We also found that users primarily associated imagery such as arrows and devices with the install. Based on these conclusions, we ran an A/B/C test in Chrome, comparing the existing design with two alternatives. We landed on the arrow pointing down into a monitor, which performed significantly better than the other two. We also saw a decrease in dismissals of the install UI with this new icon.
The outcome is the design you see today, which has seen the install rate for PWAs more than double for websites. We have also added this icon and a mobile equivalent to our Material Design icon set, enabling the community to use the iconography that we found most engaging.
Of course, a single icon will not change the world, which leads us to our next feature.
In-product help
In-Product Help is a blue bubble tooltip that onboards users on new features that may interest them based on specific criteria. We decided to launch this design pattern to inform users about the install features and further support the new icon redesign.
When a user visits a website regularly, Chrome uses a service known as Site Engagement. This provides information about how engaged a user is with a site. By visiting chrome://site-engagement/
, you can see the sites that you are engaging with regularly. Using these scores, we could determine if a user is interested in a website. If the site was a PWA and the user was engaged we would show them the install In-Product Help UI. This meant that we only focused on engaged users and not annoy users who may visit a site one time.

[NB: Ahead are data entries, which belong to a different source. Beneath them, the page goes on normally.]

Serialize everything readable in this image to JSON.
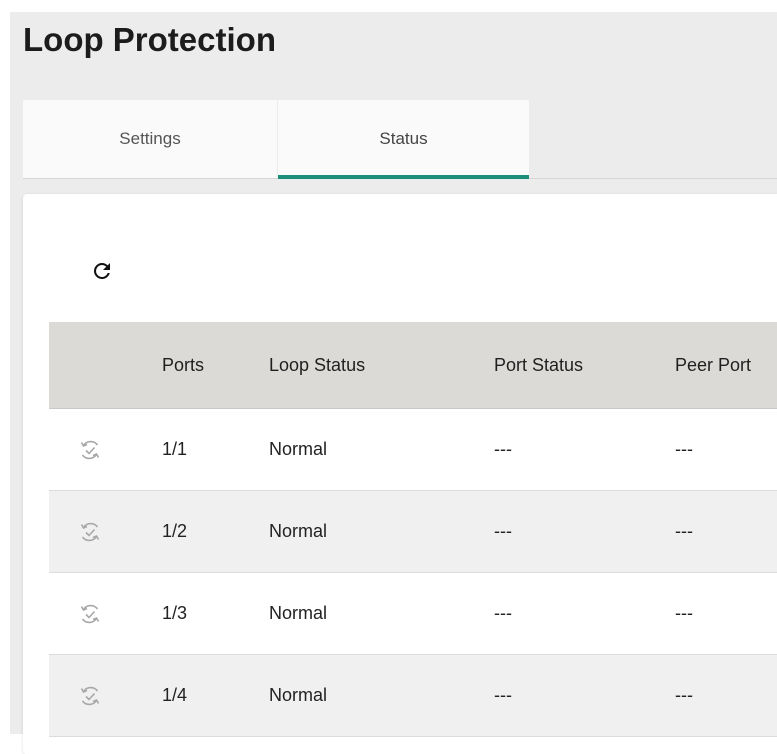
{
  "page": {
    "title": "Loop Protection"
  },
  "tabs": [
    {
      "label": "Settings",
      "active": false
    },
    {
      "label": "Status",
      "active": true
    }
  ],
  "toolbar": {
    "refresh_icon": "refresh-icon"
  },
  "table": {
    "columns": [
      "Ports",
      "Loop Status",
      "Port Status",
      "Peer Port"
    ],
    "rows": [
      {
        "port": "1/1",
        "loop_status": "Normal",
        "port_status": "---",
        "peer_port": "---"
      },
      {
        "port": "1/2",
        "loop_status": "Normal",
        "port_status": "---",
        "peer_port": "---"
      },
      {
        "port": "1/3",
        "loop_status": "Normal",
        "port_status": "---",
        "peer_port": "---"
      },
      {
        "port": "1/4",
        "loop_status": "Normal",
        "port_status": "---",
        "peer_port": "---"
      }
    ],
    "row_icon": "loop-normal-icon"
  },
  "colors": {
    "accent": "#1b8f79",
    "header_bg": "#dcdad7",
    "stripe_bg": "#f0f0f0",
    "page_bg": "#ececec"
  }
}
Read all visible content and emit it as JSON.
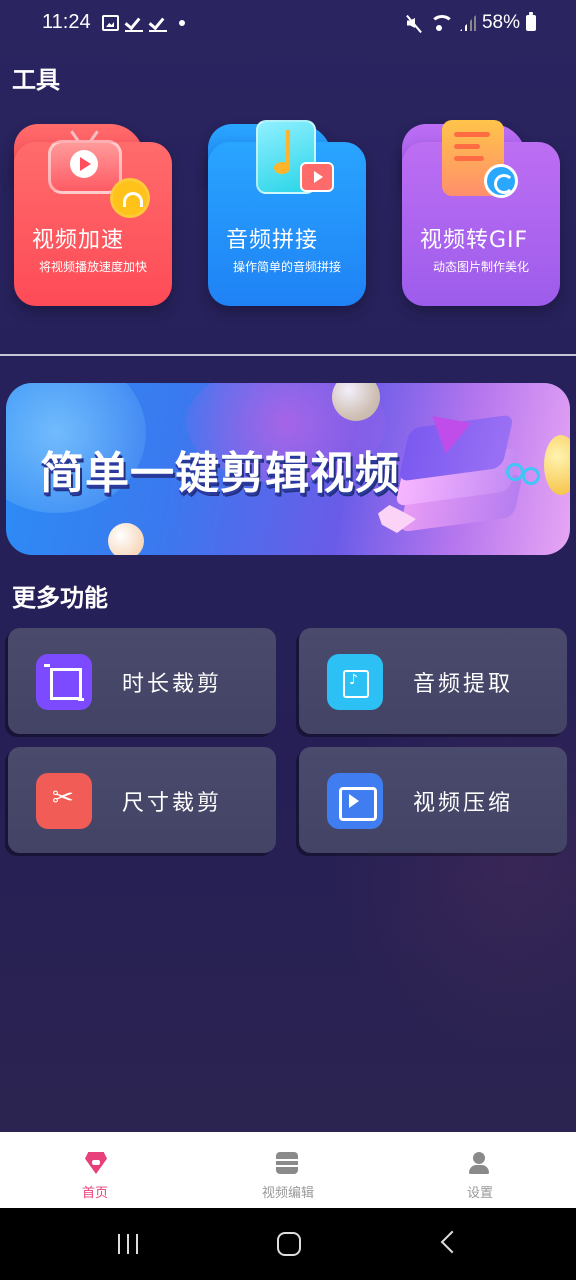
{
  "status_bar": {
    "time": "11:24",
    "battery": "58%"
  },
  "tools": {
    "title": "工具",
    "items": [
      {
        "title": "视频加速",
        "subtitle": "将视频播放速度加快",
        "color": "#fe4b57",
        "icon": "speed-tv-icon"
      },
      {
        "title": "音频拼接",
        "subtitle": "操作简单的音频拼接",
        "color": "#1f82f5",
        "icon": "music-note-icon"
      },
      {
        "title": "视频转GIF",
        "subtitle": "动态图片制作美化",
        "color": "#9d5ceb",
        "icon": "gif-convert-icon"
      }
    ]
  },
  "banner": {
    "text": "简单一键剪辑视频"
  },
  "more": {
    "title": "更多功能",
    "items": [
      {
        "label": "时长裁剪",
        "icon": "crop-icon",
        "color": "#7c4bff"
      },
      {
        "label": "音频提取",
        "icon": "audio-file-icon",
        "color": "#2cc0f5"
      },
      {
        "label": "尺寸裁剪",
        "icon": "scissors-icon",
        "color": "#f15d56"
      },
      {
        "label": "视频压缩",
        "icon": "video-compress-icon",
        "color": "#3f7df0"
      }
    ]
  },
  "bottom_nav": {
    "items": [
      {
        "label": "首页",
        "icon": "home-icon",
        "active": true
      },
      {
        "label": "视频编辑",
        "icon": "film-icon",
        "active": false
      },
      {
        "label": "设置",
        "icon": "user-icon",
        "active": false
      }
    ],
    "active_color": "#e8407a"
  }
}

By using in-product help on desktop, we saw a greater than 100% increase in PWA installation, showing that focusing on engaged users improved the installability of web apps.
Richer Install UI
The install paradigm for most users is a store. Since the mid-2000's we have educated users that whenever they are installing an app, they will see a description, screenshots, and other metadata to help them decide if an app is something they want.

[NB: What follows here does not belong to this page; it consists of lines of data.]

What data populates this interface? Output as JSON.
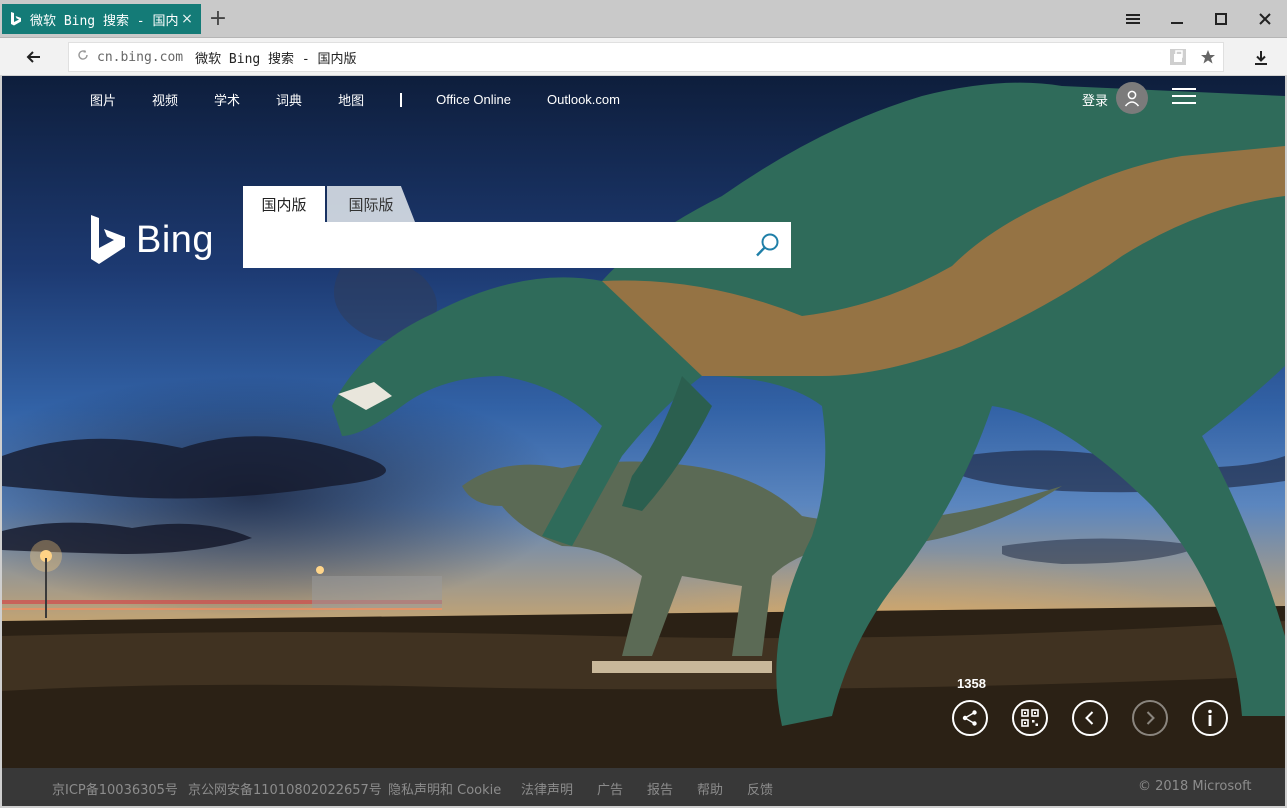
{
  "browser": {
    "tab_title": "微软 Bing 搜索 - 国内版",
    "tab_close": "×",
    "new_tab": "+",
    "address_domain": "cn.bing.com",
    "address_title": "微软 Bing 搜索 - 国内版"
  },
  "nav": {
    "links": [
      "图片",
      "视频",
      "学术",
      "词典",
      "地图"
    ],
    "links2": [
      "Office Online",
      "Outlook.com"
    ],
    "login": "登录"
  },
  "logo": {
    "wordmark": "Bing"
  },
  "search": {
    "tabs": [
      "国内版",
      "国际版"
    ],
    "value": ""
  },
  "controls": {
    "count": "1358"
  },
  "footer": {
    "items": [
      "京ICP备10036305号",
      "京公网安备11010802022657号",
      "隐私声明和 Cookie",
      "法律声明",
      "广告",
      "报告",
      "帮助",
      "反馈"
    ],
    "copyright": "© 2018 Microsoft"
  },
  "colors": {
    "tab_active": "#147b77",
    "search_icon": "#1f7fa8"
  }
}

With PWAs, the UI we showed once a user had decided to install a web app was relatively meager. So the team decided to explore a richer install experience that would give context to our users about the web app and enable developers to celebrate the PWA's that were on par with native experiences.
Earlier this year, we launched Richer Install, an extended install UI on Chrome on Android that allows developers to add screenshots to their manifest. Developers can also add a description, which is recommended but not necessary. Due to this newer UI, we saw an install rate for some PWAs double, showing that users have greater confidence in installing web apps when we give more context and richer experiences.. The desktop version of this UI is currently a work in progress.
Conclusion
The team has spent the last two years exploring and experimenting with newer features in Chrome that have enabled and empowered PWA developers and helped to educate users about the benefits of web experiences. There is still plenty of work we can do, but collectively we can improve and enrich our users' lives and further support the open web.